NASCAR Pioneer Wendell Scott Left Lasting Legacy
DAYTONA BEACH, Fla. (Feb. 27, 2006) -- Thirty-three years after his career ended, the legacy of Wendell Oliver Scott continues to stand proud. Scott was the first African-American driver to win a race in one of NASCAR's national series. His triumph, in December 1963, marked the high point for a man who made almost 500 career starts in NASCAR's premier division.
Scott's career on wheels began as a taxi driver in his hometown of Danville, Va. He served three years in the U.S. Army during World War II where he honed his mechanical skills in the motor pool. Scott started racing in 1947.

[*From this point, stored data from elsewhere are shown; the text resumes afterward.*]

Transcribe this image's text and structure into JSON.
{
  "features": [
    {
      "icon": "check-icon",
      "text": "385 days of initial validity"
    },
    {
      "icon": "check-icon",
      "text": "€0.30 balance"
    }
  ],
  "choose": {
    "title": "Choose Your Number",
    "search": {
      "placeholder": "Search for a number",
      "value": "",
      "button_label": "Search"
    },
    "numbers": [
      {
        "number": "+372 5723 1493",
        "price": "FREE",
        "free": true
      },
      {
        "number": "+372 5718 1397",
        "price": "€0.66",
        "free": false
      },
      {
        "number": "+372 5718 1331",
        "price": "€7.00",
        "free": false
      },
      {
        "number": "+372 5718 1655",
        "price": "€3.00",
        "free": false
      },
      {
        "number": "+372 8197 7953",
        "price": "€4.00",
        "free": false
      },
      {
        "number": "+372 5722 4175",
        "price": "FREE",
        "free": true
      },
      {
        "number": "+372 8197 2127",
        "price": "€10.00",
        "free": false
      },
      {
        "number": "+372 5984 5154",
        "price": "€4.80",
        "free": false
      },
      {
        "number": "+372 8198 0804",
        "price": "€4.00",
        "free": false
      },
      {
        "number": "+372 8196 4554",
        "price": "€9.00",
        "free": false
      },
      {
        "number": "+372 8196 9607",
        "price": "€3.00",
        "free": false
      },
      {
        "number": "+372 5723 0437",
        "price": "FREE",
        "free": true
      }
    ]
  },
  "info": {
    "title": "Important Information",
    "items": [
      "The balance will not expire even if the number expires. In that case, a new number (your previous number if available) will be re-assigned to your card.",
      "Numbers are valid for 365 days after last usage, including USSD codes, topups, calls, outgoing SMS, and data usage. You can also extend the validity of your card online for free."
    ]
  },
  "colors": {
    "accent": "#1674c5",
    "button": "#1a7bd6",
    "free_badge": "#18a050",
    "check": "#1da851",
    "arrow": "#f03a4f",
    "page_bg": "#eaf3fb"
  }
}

"He had been sneaking out to the local race track and nobody knew about it except one of his buddies," said Wendell Scott Jr. "That's where his dreams started."
Scott experienced immediate success behind the wheel, finishing third in his first race. He went on to win over 100 races in the next decade at local tracks. In 1959, Scott enjoyed his best season ever. He won 22 races and captured the Southside Speedway track championship in Richmond as well as the Virginia State Sportsman Division championship.
In 1961, Scott made the move to NASCAR's premier division. Scott made an impression on NASCAR stars including Ned Jarrett, Richard Petty and Glenn and Leonard Wood.
"He was a likeable guy, very likeable," said Leonard Wood. "He had a good attitude and fit right in, we always got along with him good."
"The most help we ever got was from people in the neighborhood, but one person I'd like to talk about as far as helping us was Leonard Wood of the Wood Brothers," Scott Jr. said. "He had this respect or love for the Wendell Scott family."
Over the next 13 years, Scott would make 495 starts, tying him for 27th on the all-time list. In his distinguished career, Scott accumulated 147 top-10 finishes, more than 25% of the races he entered. His career highlight came at Jacksonville (Fla.) Speedway Park on December 1, 1963. Scott won the 100-mile feature race on the ½ mile dirt track to become the first African-American to win a race in NASCAR's young history. Scott's career success earned him an induction into the International Motorsports Hall of Fame in 1999.
NASCAR currently awards scholarships in tribute to Wendell Scott. Twelve Wendell Scott Scholarships are awarded per year to students from Historically Black Colleges and Universities and Hispanic Serving Institutions.